Moods of the Verb

Verb moods are classifications that indicate the attitude of the speaker. Verbs have three moods—indicative, imperative, and subjunctive.

Indicative and imperative moods

The indicative and the imperative moods are fairly common. You use the indicative mood in most statements and questions.

He walks every day after lunch.

Does he believe in the benefits of exercise?

You use the imperative in requests and commands. Imperative statements have an understood subject of “you” and therefore take second‐person verbs.

Sit down. ([ You] sit down.)

Please take a number. ([ You] please take a number.)

Subjunctive Mood

Verb tenses in the subjunctive mood are used in special kinds of statements. The most common use of the subjunctive mood is in contrary‐to‐fact or hypothetical statements. In your own writing, you must decide which statements should be in the subjunctive mood. If something is likely to happen, use the indicative. If something is hypothetical, or contrary to fact, use the subjunctive.

  • Present tense subjunctive

    • If I were king, you would be queen. (In the subjunctive, were is used for all persons.)

    • If he worked, he could earn high wages.

  • Past tense subjunctive

    • If I had been king, you would have been queen.

    • If he had worked, he could have earned high wages.

These contrary‐to‐fact statements have two clauses: the if clause and the consequences clause. The forms of the verbs in these clauses are different from those of verbs used in the indicative mood.

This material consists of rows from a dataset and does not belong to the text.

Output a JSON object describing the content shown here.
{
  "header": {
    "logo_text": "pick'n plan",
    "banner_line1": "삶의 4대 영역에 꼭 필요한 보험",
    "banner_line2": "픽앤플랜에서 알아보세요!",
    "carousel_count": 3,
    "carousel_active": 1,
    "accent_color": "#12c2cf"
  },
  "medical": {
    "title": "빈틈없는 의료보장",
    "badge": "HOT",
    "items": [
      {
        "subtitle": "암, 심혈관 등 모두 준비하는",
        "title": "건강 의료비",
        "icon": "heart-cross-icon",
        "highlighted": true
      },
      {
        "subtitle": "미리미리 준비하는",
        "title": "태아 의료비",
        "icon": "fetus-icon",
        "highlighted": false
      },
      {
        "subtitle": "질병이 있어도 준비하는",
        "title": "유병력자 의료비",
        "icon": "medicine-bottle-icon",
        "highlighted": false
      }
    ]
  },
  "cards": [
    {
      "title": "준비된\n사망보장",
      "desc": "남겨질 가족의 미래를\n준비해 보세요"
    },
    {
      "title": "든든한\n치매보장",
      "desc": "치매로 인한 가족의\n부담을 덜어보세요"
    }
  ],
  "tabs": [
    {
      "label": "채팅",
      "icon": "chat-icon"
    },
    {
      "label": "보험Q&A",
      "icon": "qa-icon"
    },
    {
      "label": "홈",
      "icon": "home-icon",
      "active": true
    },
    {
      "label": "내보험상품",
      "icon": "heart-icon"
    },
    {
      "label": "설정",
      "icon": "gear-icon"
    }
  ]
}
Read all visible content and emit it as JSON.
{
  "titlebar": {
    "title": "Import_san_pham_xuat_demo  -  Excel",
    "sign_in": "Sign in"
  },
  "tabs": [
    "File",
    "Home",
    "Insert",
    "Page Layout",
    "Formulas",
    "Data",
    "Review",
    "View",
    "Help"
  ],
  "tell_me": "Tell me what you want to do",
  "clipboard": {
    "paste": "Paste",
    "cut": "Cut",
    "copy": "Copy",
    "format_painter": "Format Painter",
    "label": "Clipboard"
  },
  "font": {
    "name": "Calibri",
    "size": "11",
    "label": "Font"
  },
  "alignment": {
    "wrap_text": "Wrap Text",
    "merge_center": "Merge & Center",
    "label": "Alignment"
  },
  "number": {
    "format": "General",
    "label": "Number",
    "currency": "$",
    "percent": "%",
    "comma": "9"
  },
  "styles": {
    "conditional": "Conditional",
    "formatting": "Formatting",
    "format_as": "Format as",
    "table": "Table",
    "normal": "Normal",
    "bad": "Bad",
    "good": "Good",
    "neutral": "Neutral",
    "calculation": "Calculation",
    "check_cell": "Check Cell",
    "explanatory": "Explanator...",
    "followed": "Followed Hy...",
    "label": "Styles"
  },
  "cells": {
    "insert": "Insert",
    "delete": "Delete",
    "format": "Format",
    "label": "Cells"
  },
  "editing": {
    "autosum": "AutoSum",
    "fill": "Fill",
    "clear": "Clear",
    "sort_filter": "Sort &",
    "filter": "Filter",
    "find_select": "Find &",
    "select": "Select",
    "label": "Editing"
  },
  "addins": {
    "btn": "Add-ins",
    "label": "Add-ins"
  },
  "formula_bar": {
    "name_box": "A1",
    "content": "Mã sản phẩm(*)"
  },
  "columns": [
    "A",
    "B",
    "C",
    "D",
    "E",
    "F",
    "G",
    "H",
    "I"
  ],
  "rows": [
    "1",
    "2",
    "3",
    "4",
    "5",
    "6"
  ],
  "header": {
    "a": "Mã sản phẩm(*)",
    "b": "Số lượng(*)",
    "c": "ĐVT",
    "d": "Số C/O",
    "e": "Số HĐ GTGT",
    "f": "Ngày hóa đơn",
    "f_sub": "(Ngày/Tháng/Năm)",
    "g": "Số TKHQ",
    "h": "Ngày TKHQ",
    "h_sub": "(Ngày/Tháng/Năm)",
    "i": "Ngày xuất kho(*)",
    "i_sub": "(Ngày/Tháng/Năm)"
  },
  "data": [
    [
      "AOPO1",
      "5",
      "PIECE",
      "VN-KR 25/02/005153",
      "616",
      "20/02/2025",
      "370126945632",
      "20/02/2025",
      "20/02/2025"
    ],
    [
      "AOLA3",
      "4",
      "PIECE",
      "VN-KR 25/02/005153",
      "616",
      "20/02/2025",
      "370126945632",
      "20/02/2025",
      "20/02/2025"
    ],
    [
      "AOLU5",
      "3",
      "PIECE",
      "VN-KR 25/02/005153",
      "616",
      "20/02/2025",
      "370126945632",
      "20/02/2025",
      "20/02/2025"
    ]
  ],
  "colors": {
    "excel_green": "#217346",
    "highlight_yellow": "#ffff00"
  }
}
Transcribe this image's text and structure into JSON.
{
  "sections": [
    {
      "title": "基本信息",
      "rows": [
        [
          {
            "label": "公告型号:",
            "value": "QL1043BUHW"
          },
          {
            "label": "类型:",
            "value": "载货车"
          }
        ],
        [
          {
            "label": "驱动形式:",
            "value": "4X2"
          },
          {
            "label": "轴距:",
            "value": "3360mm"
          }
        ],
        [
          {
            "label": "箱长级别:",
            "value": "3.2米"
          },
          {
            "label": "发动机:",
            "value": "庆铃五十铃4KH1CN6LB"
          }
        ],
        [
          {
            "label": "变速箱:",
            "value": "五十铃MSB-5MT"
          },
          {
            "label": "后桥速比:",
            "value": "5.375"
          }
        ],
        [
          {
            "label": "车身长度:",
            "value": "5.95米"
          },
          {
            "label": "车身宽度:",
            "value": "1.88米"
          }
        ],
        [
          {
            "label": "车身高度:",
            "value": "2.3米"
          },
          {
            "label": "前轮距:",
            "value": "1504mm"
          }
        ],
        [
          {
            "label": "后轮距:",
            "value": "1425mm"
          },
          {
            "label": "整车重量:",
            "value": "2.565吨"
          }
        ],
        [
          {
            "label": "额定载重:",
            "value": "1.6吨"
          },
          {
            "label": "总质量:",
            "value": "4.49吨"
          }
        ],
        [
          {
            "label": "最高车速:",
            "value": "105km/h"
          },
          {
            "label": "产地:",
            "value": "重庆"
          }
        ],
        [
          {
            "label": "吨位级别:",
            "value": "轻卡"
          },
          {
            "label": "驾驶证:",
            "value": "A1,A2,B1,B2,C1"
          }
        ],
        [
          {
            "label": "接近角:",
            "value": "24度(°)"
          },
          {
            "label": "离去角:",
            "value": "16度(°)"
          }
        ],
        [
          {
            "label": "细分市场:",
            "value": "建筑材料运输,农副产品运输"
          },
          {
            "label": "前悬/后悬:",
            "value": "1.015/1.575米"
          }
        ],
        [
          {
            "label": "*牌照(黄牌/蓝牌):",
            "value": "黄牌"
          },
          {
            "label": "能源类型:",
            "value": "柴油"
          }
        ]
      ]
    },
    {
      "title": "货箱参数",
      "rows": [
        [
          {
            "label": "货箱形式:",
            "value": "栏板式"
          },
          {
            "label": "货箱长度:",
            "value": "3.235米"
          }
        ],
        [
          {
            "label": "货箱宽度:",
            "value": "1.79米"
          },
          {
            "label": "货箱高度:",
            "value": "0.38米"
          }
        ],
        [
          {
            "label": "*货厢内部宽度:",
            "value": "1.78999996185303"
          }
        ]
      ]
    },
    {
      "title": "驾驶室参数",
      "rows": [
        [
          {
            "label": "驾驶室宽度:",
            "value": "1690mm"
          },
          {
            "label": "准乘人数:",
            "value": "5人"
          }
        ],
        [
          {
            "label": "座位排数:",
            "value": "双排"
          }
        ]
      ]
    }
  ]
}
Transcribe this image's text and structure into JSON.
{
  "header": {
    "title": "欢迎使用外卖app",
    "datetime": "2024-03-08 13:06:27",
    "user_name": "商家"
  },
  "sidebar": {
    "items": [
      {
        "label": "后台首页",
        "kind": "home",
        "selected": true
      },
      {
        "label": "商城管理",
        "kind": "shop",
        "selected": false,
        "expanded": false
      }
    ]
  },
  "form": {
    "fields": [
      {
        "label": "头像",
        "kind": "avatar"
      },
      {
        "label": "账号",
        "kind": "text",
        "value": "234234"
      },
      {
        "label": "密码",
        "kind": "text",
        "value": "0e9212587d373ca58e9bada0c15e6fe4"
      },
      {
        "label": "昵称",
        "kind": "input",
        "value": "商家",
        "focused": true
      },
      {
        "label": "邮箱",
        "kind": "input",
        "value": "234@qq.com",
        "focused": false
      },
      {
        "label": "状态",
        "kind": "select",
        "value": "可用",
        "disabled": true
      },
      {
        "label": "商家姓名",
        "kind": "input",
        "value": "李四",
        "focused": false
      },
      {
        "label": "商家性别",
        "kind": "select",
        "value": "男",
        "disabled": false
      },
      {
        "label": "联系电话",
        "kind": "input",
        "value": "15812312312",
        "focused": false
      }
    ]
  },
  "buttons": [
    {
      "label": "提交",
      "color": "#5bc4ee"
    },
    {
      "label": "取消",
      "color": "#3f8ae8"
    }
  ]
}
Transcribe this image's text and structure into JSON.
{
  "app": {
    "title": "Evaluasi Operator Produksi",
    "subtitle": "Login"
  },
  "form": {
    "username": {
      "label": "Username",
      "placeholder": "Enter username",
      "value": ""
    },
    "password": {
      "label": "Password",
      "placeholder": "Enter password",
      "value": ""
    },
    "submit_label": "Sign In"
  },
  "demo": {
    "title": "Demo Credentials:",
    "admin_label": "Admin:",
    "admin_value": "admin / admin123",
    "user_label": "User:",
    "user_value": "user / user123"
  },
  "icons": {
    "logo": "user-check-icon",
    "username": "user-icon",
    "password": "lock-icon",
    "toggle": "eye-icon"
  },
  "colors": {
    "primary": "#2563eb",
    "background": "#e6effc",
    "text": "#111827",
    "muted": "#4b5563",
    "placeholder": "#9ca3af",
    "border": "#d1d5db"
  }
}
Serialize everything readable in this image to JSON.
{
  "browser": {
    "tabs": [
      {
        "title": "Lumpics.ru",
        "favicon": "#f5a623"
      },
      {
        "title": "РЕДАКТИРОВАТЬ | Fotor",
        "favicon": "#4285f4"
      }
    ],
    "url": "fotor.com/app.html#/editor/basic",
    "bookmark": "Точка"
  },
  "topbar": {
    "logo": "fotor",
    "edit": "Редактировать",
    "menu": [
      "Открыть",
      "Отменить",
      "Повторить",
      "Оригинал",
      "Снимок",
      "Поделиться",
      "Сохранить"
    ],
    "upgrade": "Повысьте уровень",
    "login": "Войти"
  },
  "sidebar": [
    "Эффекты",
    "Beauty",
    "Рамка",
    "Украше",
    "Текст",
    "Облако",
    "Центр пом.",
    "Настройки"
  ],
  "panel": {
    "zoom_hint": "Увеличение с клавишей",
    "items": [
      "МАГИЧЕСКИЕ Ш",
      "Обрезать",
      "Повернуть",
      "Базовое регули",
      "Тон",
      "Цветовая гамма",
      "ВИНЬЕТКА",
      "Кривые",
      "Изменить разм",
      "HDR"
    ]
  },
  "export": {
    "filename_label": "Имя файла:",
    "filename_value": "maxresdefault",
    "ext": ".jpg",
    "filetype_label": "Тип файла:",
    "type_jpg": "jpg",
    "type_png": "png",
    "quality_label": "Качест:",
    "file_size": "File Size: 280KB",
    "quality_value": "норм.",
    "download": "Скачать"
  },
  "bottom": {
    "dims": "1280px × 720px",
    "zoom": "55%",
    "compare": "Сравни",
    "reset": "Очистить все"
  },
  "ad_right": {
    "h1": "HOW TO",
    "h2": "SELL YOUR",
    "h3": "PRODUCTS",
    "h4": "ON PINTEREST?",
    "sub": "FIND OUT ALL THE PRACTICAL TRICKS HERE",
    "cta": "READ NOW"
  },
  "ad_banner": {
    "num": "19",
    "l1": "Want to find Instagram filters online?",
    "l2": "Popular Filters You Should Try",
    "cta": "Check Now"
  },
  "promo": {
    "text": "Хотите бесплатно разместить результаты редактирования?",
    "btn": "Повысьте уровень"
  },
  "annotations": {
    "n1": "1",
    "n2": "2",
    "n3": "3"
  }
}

In the if clause, use the subjunctive. Table 1 shows how it is formed. Note that the subjunctive present tense is the same as the indicative past tense.

Table 1. Present Subjunctive

Verb to be: were

If I were king, If he were king.

Other verbs: worked

If I worked, If he worked.

Note in Table 2 how the subjunctive past tense is the same as the indicative past perfect tense.

Table 2. Past Subjunctive

Verb to be: had been

If I had been king, If he had been king.

Other verbs: had worked

If I had worked, If he had worked.

In the consequences clause, use the conditional (Tables 3 and 4), which is formed with could or would.

Table 3. Present Conditional

could, would + base form of verb

You would be queen.

He could earn high wages.

Table 4. Past Conditional

could, would + have + past participle of verb

You would have been queen.

He could have earned high wages.

Not all clauses beginning with if are contrary to fact. When an if clause indicates something that is likely to happen, use the indicative, not the subjunctive.

If I study hard [likely to happen], I will pass the test.

If his fever continues to fall [likely to happen], he will recover.